The action, which involves Southern, Merseyrail and Arriva Trains North, is part of an ongoing dispute over staffing levels and the role of conductors across the industry.
The strikes coincide with the Grand National at Aintree, the biggest horse race of the year that is attended by tens of thousands of people – many travelling by train.
Merseyrail is expecting drivers in the Aslef union to refuse to cross RMT picket lines, so a team of managers is being drafted in to provide a service between Liverpool city centre and Aintree before and after the race.
A train will run every seven-and-a-half minutes at key times, but fewer or no trains on other parts of the network.
Jan Chaudhry-van der Velde, managing director Merseyrail, said: "Despite the RMT's best efforts to scupper this iconic event and create misery for the tens of thousands of people who look forward to it all year, we've developed a timetable aimed at getting as many people between central Liverpool and Aintree as we normally do on Grand National day."
Arriva Trains north said its services will be "significantly" reduced, with the last trains leaving Liverpool Lime Street between 7.02pm and 8.16pm.
The operator said it has added six trains to its Liverpool Lime Street service on Saturday evening to help racegoers travel home.
Workers at the three rail companies are said to be "solidly supporting" strikes amid the bitter rows, according to Mick Cash, general secretary of the RMT.
He said: "Support for all three strikes today is rock solid, with pickets out in force and morale high as our members on Southern, Northern and Merseyrail continue the fight for rail safety.
"It is down to all three companies to now get round the table with union negotiators and reach settlements based on the guarantee of a guard and a safe railway for all."
The Merseyrail and Arriva disputes are over new trains coming into service in 2020 which will be driver-only.

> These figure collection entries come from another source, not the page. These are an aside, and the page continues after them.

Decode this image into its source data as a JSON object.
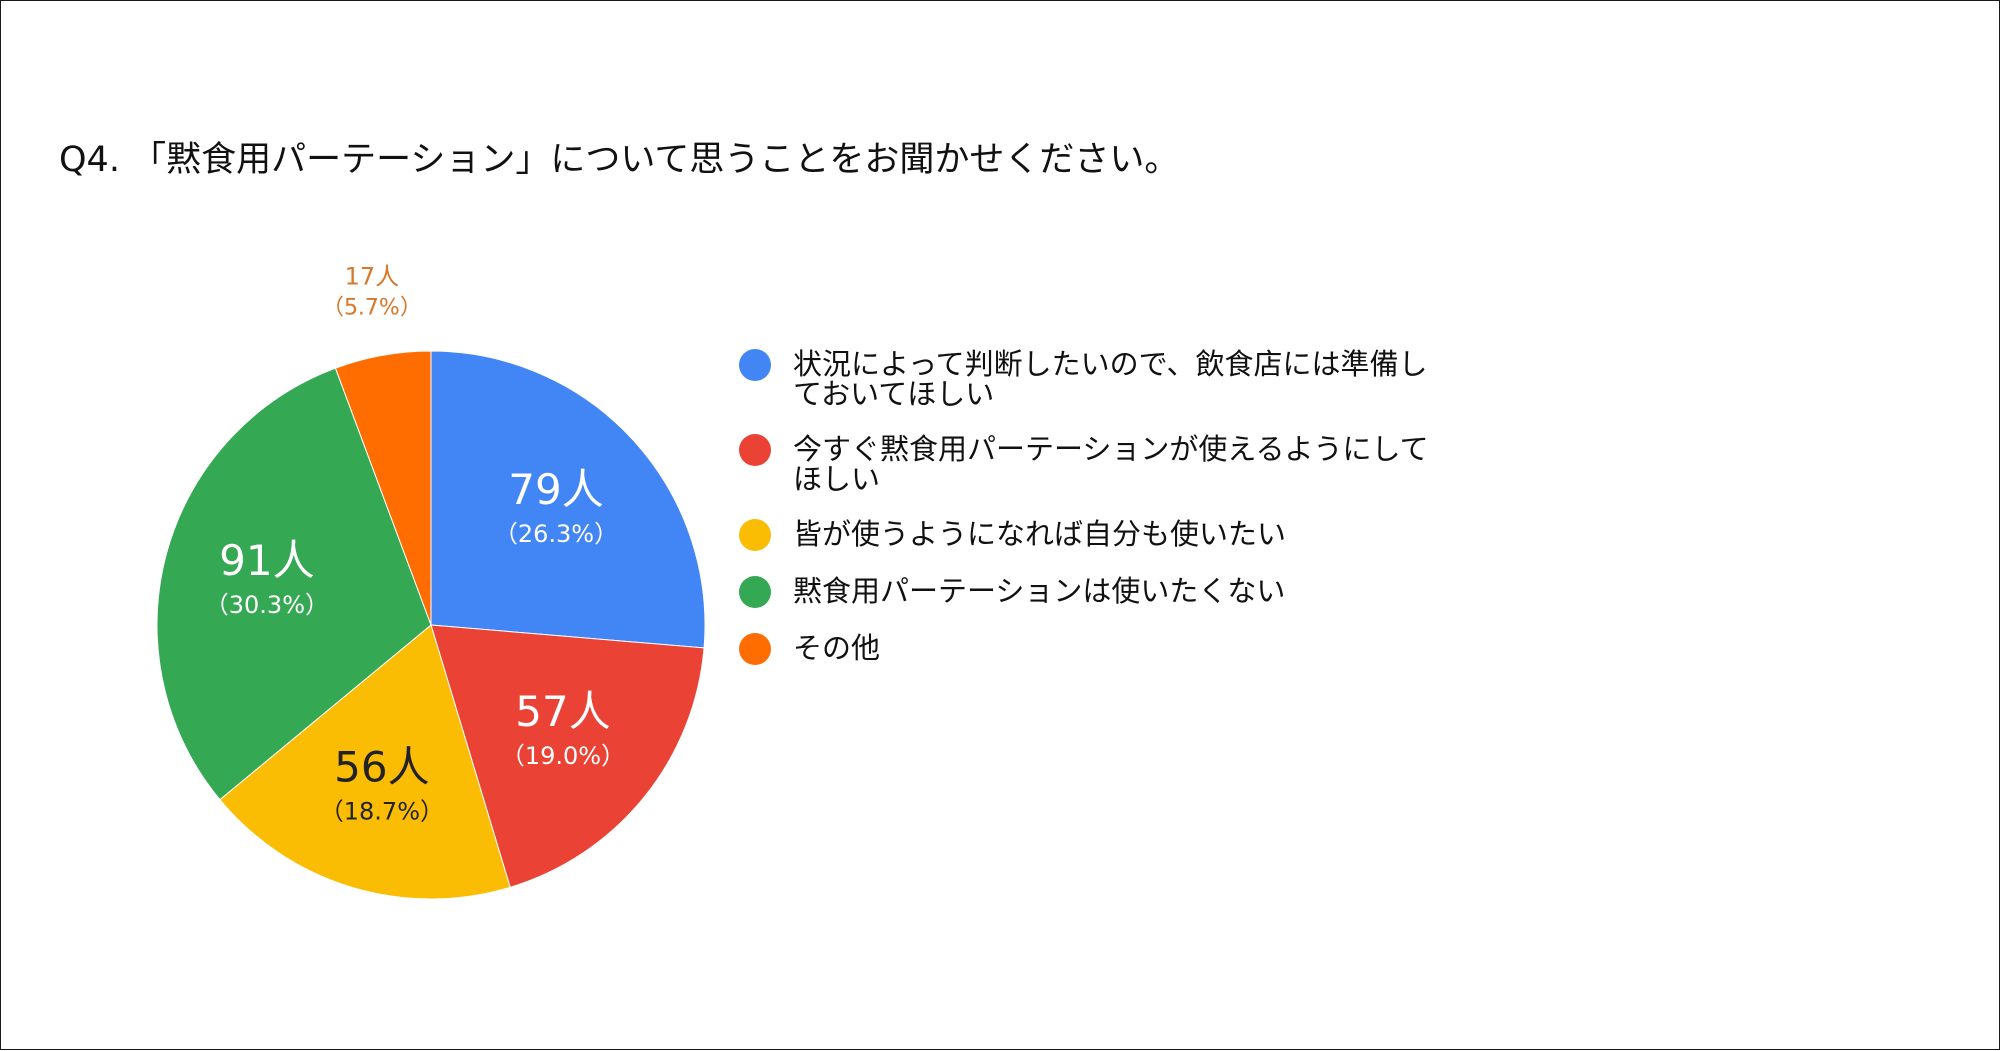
{
  "chart_data": {
    "type": "pie",
    "title": "Q4. 「黙食用パーテーション」について思うことをお聞かせください。",
    "legend_position": "right",
    "slices": [
      {
        "label": "状況によって判断したいので、飲食店には準備しておいてほしい",
        "value": 79,
        "value_label": "79人",
        "percent_label": "（26.3%）",
        "color": "#4285F4"
      },
      {
        "label": "今すぐ黙食用パーテーションが使えるようにしてほしい",
        "value": 57,
        "value_label": "57人",
        "percent_label": "（19.0%）",
        "color": "#EA4335"
      },
      {
        "label": "皆が使うようになれば自分も使いたい",
        "value": 56,
        "value_label": "56人",
        "percent_label": "（18.7%）",
        "color": "#FBBC04"
      },
      {
        "label": "黙食用パーテーションは使いたくない",
        "value": 91,
        "value_label": "91人",
        "percent_label": "（30.3%）",
        "color": "#34A853"
      },
      {
        "label": "その他",
        "value": 17,
        "value_label": "17人",
        "percent_label": "（5.7%）",
        "color": "#FF6D01"
      }
    ]
  },
  "colors": {
    "label_on_slice": "#ffffff",
    "label_on_yellow": "#222222",
    "label_outside": "#D9772A"
  }
}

The Southern row is now a year old, with the RMT taking its 31st day of strike action on Saturday.
The union will parade an advertising billboard through Liverpool and Aintree explaining why the RMT is taking strike action to defend safety-critical guards.
The RMT is demanding an inquiry and a halt to the introduction of driver-only services because of safety implications.
Mr Cash said: "It is well established that once the guarantee of a guard is withdrawn then disabled passengers are disadvantaged because they can no longer be assured of being able to turn up and get on or off the train at unstaffed stations."
The Transport Salaried Staffs Association said in a message to its members at Merseyrail: "TSSA members are advised to carry out their normal duties and attend for work at their normal times of work and for their normal rostered shifts.
"Members should decline to change their rostered hours of duty except in circumstances where their contract of employment allows their employer to change them."
Southern is aiming to have a near-normal service during the strike, saying nine out of 10 trains ran during the last walkout in March.
The company announced it planned to run a normal train service on all but one of its routes.
Passenger services director Angie Doll said: "We're now running a near-normal service on RMT strike days, so fewer people are being affected by the RMT's action. We plan to provide almost our entire normal Saturday timetable."
No Southern services will operate between Clapham Junction and Milton Keynes Central via Kensington Olympia/Watford Junction.